Masih terlalu dini untuk mengatakan apakah senjata besar berawak manusia seperti kapal selam atau helikopter pengintaian akan mengikuti nasib kapal perang, yang dinyatakan usang dengan munculnya kekuatan udara. Tetapi robot udara, darat, dan bawah air, yang bekerja sama dengan manusia, siap memainkan peran besar dalam peperangan.

Bukti perubahan tersebut sudah muncul dari perang di Ukraina.
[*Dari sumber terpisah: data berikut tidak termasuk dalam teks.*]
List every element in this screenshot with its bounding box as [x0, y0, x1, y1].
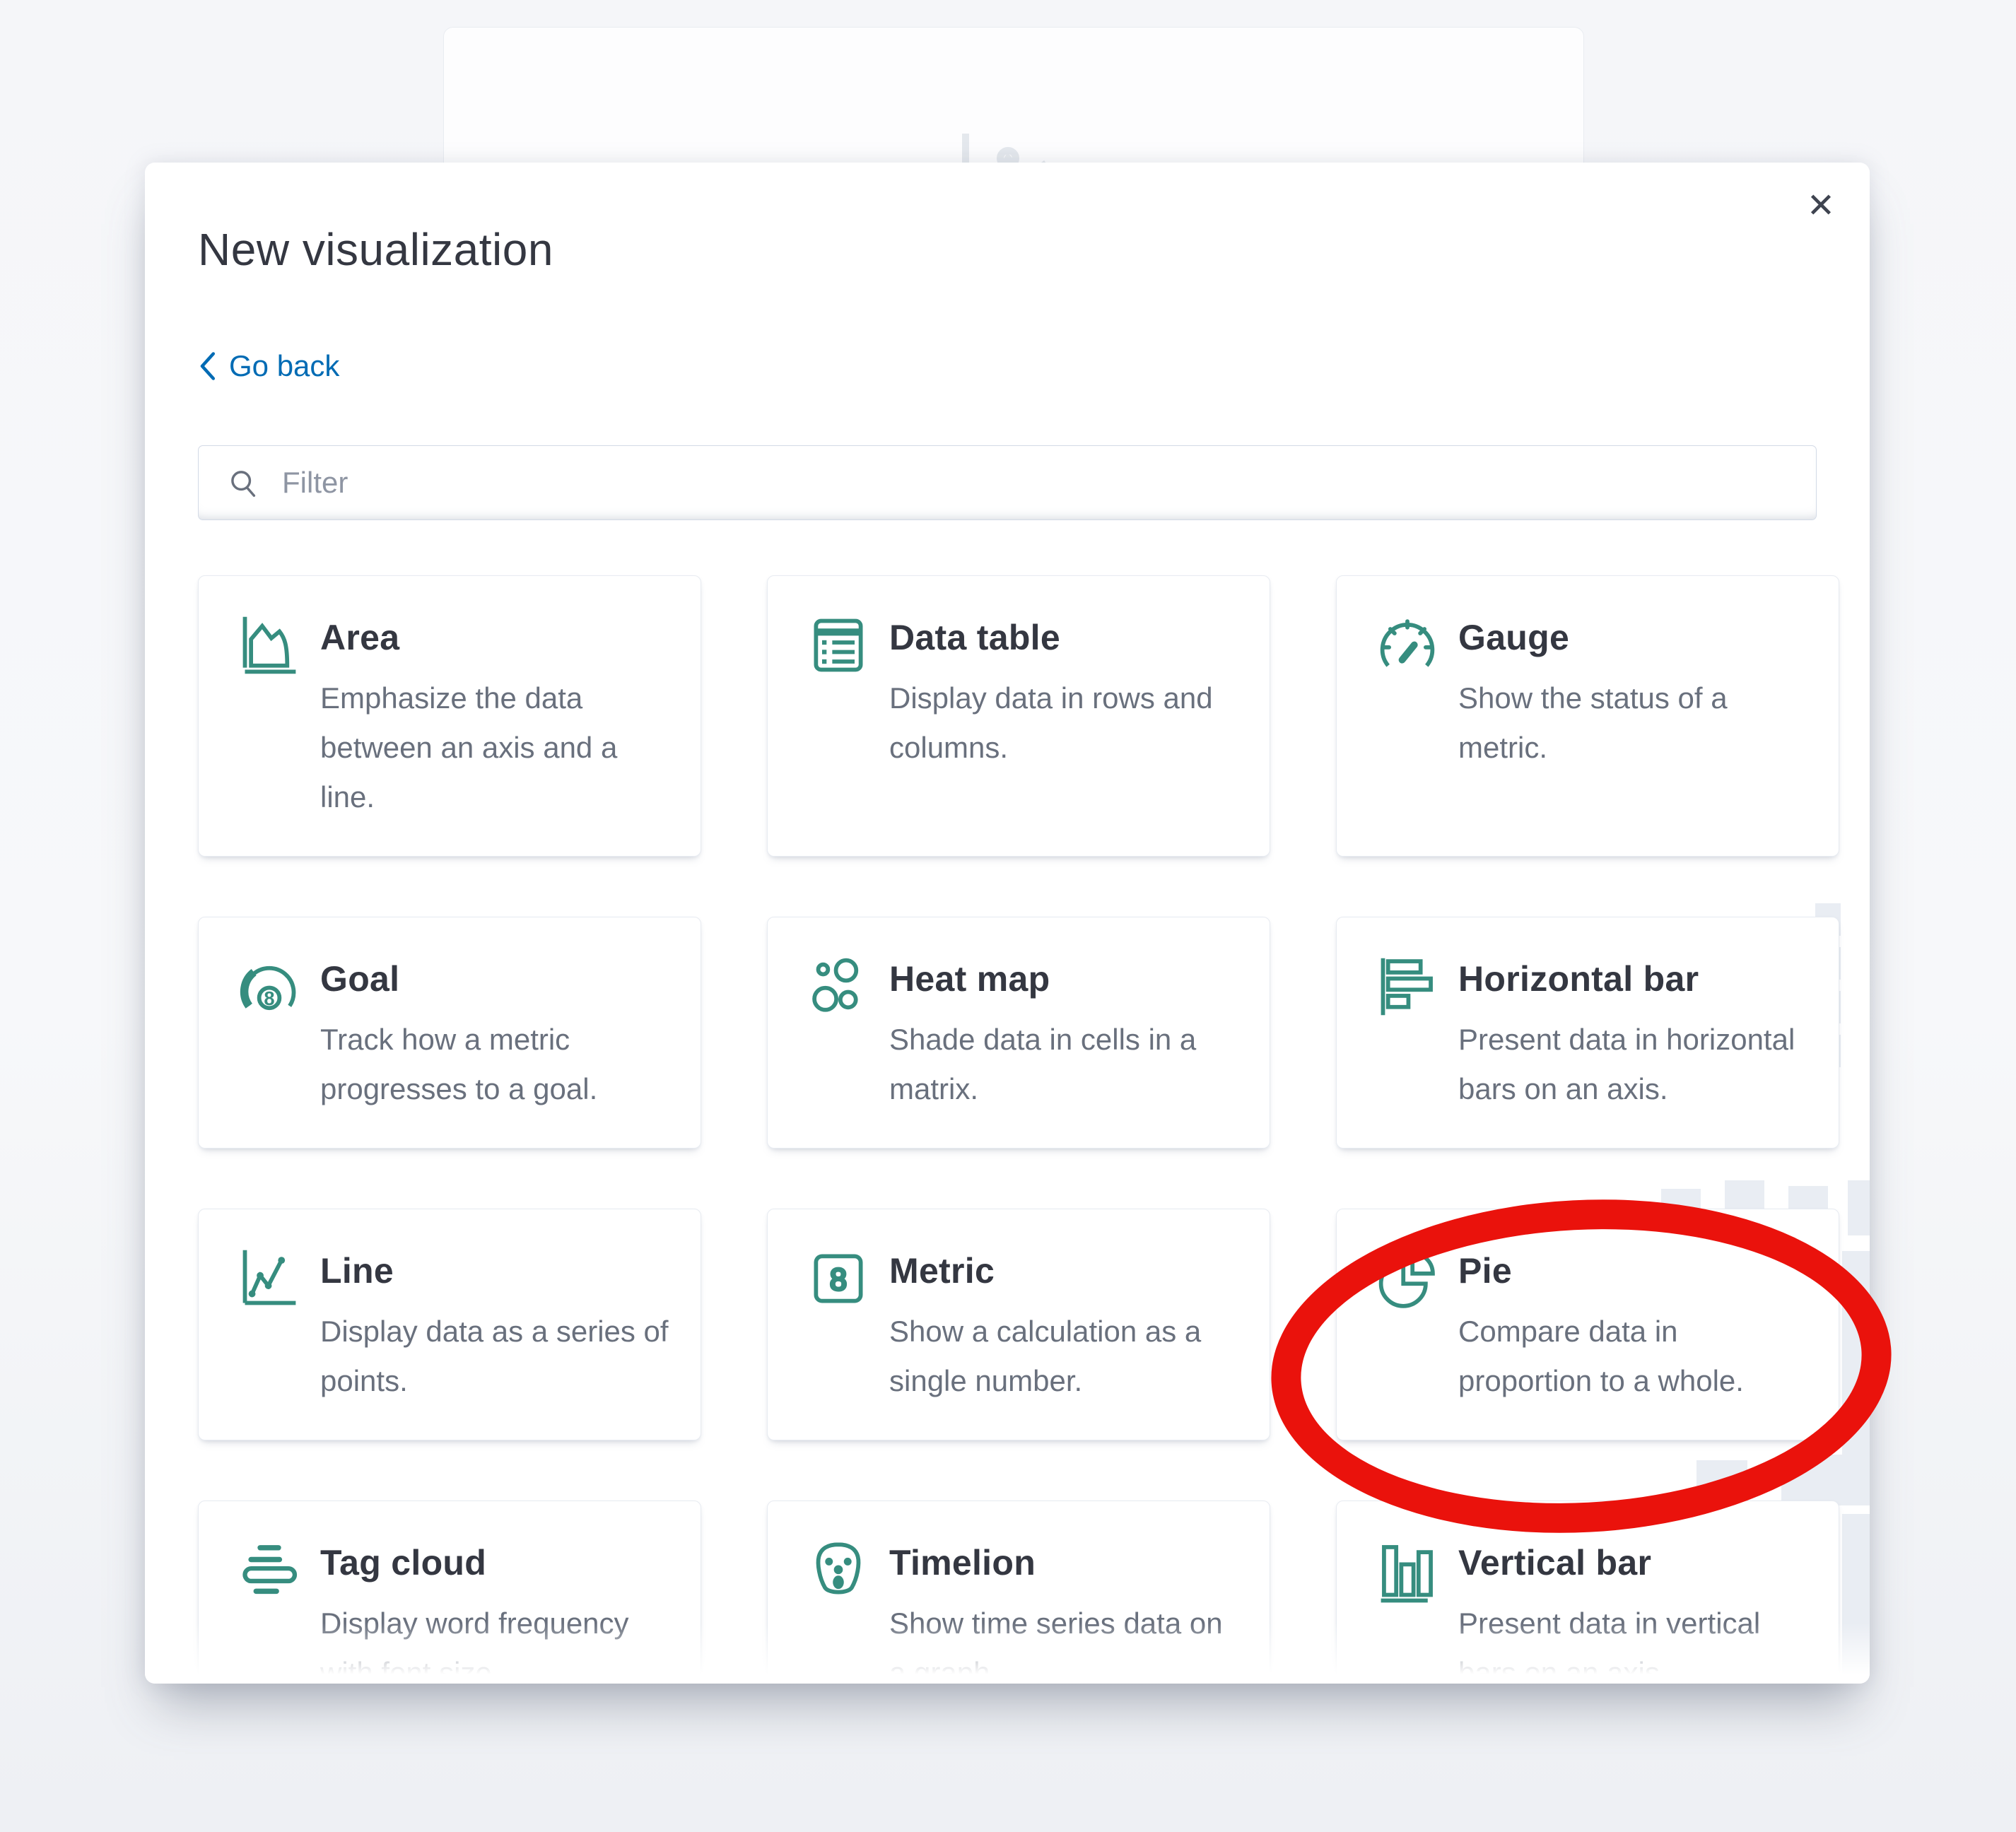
pie-chart-icon: [1375, 1246, 1440, 1311]
chevron-left-icon: [198, 351, 216, 381]
goal-icon: 8: [237, 954, 302, 1019]
vis-card-gauge[interactable]: Gauge Show the status of a metric.: [1336, 575, 1839, 857]
heat-map-icon: [806, 954, 871, 1019]
tag-cloud-icon: [237, 1538, 302, 1603]
page: { "modal": { "title": "New visualization…: [0, 0, 2016, 1832]
card-description: Show a calculation as a single number.: [889, 1307, 1238, 1406]
card-title: Pie: [1458, 1250, 1807, 1291]
card-title: Data table: [889, 617, 1238, 658]
line-chart-icon: [237, 1246, 302, 1311]
vis-card-area[interactable]: Area Emphasize the data between an axis …: [198, 575, 701, 857]
card-title: Heat map: [889, 958, 1238, 999]
visualization-card-grid: Area Emphasize the data between an axis …: [198, 575, 1817, 1684]
card-description: Shade data in cells in a matrix.: [889, 1015, 1238, 1114]
card-title: Goal: [320, 958, 669, 999]
card-title: Horizontal bar: [1458, 958, 1807, 999]
card-title: Line: [320, 1250, 669, 1291]
modal-title: New visualization: [198, 223, 1870, 276]
vis-card-goal[interactable]: 8 Goal Track how a metric progresses to …: [198, 917, 701, 1149]
new-visualization-modal: ✕ New visualization Go back Area: [145, 163, 1870, 1684]
vis-card-timelion[interactable]: Timelion Show time series data on a grap…: [767, 1501, 1270, 1684]
go-back-label: Go back: [229, 349, 339, 383]
vis-card-metric[interactable]: 8 Metric Show a calculation as a single …: [767, 1209, 1270, 1440]
vis-card-heat-map[interactable]: Heat map Shade data in cells in a matrix…: [767, 917, 1270, 1149]
card-description: Track how a metric progresses to a goal.: [320, 1015, 669, 1114]
close-icon[interactable]: ✕: [1796, 181, 1846, 230]
svg-text:8: 8: [830, 1263, 847, 1297]
card-description: Display word frequency with font size.: [320, 1599, 669, 1684]
search-icon: [228, 467, 260, 500]
card-description: Display data as a series of points.: [320, 1307, 669, 1406]
timelion-icon: [806, 1538, 871, 1603]
data-table-icon: [806, 613, 871, 678]
card-description: Present data in vertical bars on an axis…: [1458, 1599, 1807, 1684]
vis-card-vertical-bar[interactable]: Vertical bar Present data in vertical ba…: [1336, 1501, 1839, 1684]
card-description: Compare data in proportion to a whole.: [1458, 1307, 1807, 1406]
vis-card-line[interactable]: Line Display data as a series of points.: [198, 1209, 701, 1440]
card-title: Metric: [889, 1250, 1238, 1291]
vis-card-tag-cloud[interactable]: Tag cloud Display word frequency with fo…: [198, 1501, 701, 1684]
vis-card-horizontal-bar[interactable]: Horizontal bar Present data in horizonta…: [1336, 917, 1839, 1149]
metric-icon: 8: [806, 1246, 871, 1311]
card-title: Area: [320, 617, 669, 658]
card-description: Show the status of a metric.: [1458, 674, 1807, 773]
card-description: Show time series data on a graph.: [889, 1599, 1238, 1684]
go-back-link[interactable]: Go back: [198, 349, 339, 383]
card-description: Emphasize the data between an axis and a…: [320, 674, 669, 822]
card-title: Timelion: [889, 1542, 1238, 1583]
filter-input[interactable]: [198, 445, 1817, 520]
horizontal-bar-icon: [1375, 954, 1440, 1019]
card-title: Tag cloud: [320, 1542, 669, 1583]
card-title: Vertical bar: [1458, 1542, 1807, 1583]
card-title: Gauge: [1458, 617, 1807, 658]
svg-text:8: 8: [264, 987, 274, 1009]
card-description: Present data in horizontal bars on an ax…: [1458, 1015, 1807, 1114]
gauge-icon: [1375, 613, 1440, 678]
card-description: Display data in rows and columns.: [889, 674, 1238, 773]
vis-card-pie[interactable]: Pie Compare data in proportion to a whol…: [1336, 1209, 1839, 1440]
area-chart-icon: [237, 613, 302, 678]
vis-card-data-table[interactable]: Data table Display data in rows and colu…: [767, 575, 1270, 857]
vertical-bar-icon: [1375, 1538, 1440, 1603]
filter-field: [198, 445, 1817, 520]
Di sana, bahkan tim manusia dan mesin yang beroperasi dengan berkecerdasan buatan signifikan sedang mengubah medan perang. Drone yang dikendalikan dari jarak jauh yang sederhana telah sangat meningkatkan daya hancur artileri, roket, dan rudal di Ukraina, menurut analis militer yang mempelajari konflik tersebut.

Kathleen Hicks, wakil menteri pertahanan Amerika Serikat, mengatakan dalam pidato pada 28 Agustus di sebuah konferensi teknologi militer di Washington bahwa kemampuan militer tradisional "tetap penting." Tetapi dia mencatat bahwa konflik Ukraina telah menunjukkan bahwa teknologi yang muncul yang dikembangkan oleh perusahaan komersial dan non-tradisional bisa "menentukan dalam membela diri dari agresi militer modern."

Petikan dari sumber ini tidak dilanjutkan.